Dan sekiranya bukan karena kemurahan Tuhan dan kasih-sayangNya juga kepadamu - di dunia dan di akhirat - niscaya siksa Allah yang besar akan menimpa kamu, karena fitnah yang kamu lakukan itu. Tatkala kamu menerima berita itu dari mulut ke mulut, dan kamu katakan pula dengan mulut kamu sendiri apa yang tidak kamu ketahui dengan pasti, dan kamu mengiranya hanya soal kecil saja, padahal pada Allah itu adalah perkara besar. Dan tatkala kamu mendengarnya, mengapa tidak kamu katakan saja: tidak sepatutnya kami membicarakan masalah ini. Maha Suci Tuhan. Ini adalah kebohongan besar. Allah memperingatkan kamu, jangan sekali-kali hal serupa itu akan terulang jika kamu memang orang-orang yang beriman. Allah menjelaskan keterangan-keterangan itu kepada kamu. Dan Allah Maha Mengetahui, Maha Bijaksana. Mereka yang suka melihat tersebarnya perbuatan keji di kalangan orang-orang beriman, akan mengalami siksaan pedih di dunia dan di akhirat. Dan Allah mengetahui, sedang kamu tidak mengetahui.” (Qur’an, 24 : 11-19)
Dalam hubungan ini pula datangnya ketentuan hukuman terhadap orang yang melemparkan tuduhan buta kepada kaum wanita yang baik-baik.
“Dan mereka yang melemparkan tuduhan keji kepada wanita-wanita yang baik-baik, lalu mereka tak dapat membawa empat orang saksi, maka deralah mereka dengan delapan puluh kali pukulan, dan jangan sekali-kali menerima lagi kesaksian mereka itu. Mereka itu adalah orang-orang yang jahat.” (Qur’an, 24: 4)
Untuk melaksanakan ketentuan Qur’an, mereka yang telah menyebarkan berita keji itu - Mistah b. Uthatha, Hassan b. Thabit dan Hamna bt. Jahsy, masing-masing mendapat hukuman dera delapanpuluh kali.
Sekarang kembali Aisyah seperti dalam keadaannya semula, dalam rumah tangga dan dalam hati Muhammad.
Sebagai komentar atas peristiwa ini Sir William Muir menyebutkan sebagai berikut: “Sejarah Aisyah, baik sebelum atau sesudah peristiwa itu mengharuskan kita mengambil keputusan yang pasti bahwa dia, adalah bersih dari segala tuduhan itu dan mengharuskan kita pula untuk tidak ragu-ragu lagi menggugurkan segala macam prasangka terhadap dirinya.”

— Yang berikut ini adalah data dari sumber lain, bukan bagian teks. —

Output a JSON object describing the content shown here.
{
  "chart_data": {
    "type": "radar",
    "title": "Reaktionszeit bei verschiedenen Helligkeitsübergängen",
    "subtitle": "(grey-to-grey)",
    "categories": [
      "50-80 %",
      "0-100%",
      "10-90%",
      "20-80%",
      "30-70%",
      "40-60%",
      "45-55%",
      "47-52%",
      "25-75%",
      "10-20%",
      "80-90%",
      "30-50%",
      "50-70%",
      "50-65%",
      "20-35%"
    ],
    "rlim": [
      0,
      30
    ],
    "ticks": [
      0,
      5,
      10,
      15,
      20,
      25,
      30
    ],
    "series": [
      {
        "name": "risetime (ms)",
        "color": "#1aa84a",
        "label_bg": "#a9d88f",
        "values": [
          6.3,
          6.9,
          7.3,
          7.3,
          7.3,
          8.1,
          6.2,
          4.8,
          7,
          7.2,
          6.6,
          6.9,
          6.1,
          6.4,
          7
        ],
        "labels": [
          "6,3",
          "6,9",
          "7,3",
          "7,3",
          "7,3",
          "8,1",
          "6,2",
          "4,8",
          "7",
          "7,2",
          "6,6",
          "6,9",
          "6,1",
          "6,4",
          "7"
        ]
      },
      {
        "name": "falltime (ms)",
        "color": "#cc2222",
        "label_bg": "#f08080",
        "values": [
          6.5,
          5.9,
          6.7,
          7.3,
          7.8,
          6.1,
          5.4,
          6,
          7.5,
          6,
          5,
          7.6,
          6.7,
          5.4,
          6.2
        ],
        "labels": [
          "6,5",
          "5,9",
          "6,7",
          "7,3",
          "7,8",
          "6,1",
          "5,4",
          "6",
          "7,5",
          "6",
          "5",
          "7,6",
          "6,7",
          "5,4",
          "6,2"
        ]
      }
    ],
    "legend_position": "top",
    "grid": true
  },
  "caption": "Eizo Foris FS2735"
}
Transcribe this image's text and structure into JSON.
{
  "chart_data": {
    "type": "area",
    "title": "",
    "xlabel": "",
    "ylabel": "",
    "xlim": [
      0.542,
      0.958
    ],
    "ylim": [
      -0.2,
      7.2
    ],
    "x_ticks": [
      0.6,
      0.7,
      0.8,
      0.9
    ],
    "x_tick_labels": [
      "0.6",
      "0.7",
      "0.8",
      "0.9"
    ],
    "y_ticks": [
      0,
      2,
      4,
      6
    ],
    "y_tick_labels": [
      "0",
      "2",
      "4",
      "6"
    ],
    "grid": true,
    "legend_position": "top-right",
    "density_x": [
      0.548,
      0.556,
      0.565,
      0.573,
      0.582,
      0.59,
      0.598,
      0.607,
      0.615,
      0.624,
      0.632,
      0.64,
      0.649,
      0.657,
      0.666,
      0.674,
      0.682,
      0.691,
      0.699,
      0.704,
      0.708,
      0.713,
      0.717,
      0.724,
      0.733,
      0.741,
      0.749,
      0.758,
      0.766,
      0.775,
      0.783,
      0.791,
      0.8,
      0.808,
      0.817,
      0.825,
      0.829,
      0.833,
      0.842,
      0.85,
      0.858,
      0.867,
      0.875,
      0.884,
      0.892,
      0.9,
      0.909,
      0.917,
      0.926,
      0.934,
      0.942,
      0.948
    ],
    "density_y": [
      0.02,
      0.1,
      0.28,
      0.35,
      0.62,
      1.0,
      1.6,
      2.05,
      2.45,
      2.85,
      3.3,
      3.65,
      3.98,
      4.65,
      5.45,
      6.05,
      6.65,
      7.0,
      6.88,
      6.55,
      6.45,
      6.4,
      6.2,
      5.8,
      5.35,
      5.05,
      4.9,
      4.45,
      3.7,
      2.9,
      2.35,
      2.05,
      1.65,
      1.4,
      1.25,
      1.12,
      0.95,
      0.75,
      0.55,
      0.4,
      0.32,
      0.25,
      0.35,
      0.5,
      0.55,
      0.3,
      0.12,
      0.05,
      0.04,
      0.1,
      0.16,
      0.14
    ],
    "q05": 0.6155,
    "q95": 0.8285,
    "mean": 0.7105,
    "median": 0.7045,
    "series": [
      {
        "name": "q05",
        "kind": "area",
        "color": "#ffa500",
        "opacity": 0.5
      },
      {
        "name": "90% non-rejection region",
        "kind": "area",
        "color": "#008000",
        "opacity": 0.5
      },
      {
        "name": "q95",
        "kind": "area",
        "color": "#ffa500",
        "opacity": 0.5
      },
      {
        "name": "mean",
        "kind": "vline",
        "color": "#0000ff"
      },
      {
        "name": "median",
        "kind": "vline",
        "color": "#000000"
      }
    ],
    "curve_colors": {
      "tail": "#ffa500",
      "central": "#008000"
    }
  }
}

Akan tetapi sesudah itu pun Hassan b. Thabit kembali diterima dan mendapat kasih sayang Muhammad lagi. Demikian juga Muhammad minta kepada Abu Bakr, supaya jangan mengurangi kasih-sayangnya kepada Mistah seperti yang sudah-sudah. Sejak itu selesailah peristiwa itu dan tidak lagi meninggalkan bekas di seluruh Medinah. Aisyah pun cepat pula sembuh dari sakitnya, lalu kembali ke rumahnya di tempat Rasul, dan kembali pula ke dalam hati Rasul, kembali dalam kedudukannya yang tinggi dalam hati sahabat-sahabatnya seluruh kaum Muslimin. Dengan demikian Nabi dapat kembali mengabdikan diri kepada ajarannya dan kepada pengarahan kaum Muslimin sebagai suatu persiapan guna menghadapi perjanjian Hudaibiya. Semoga Allah memberikan kemenangan yang nyata kepada umat Muslimin.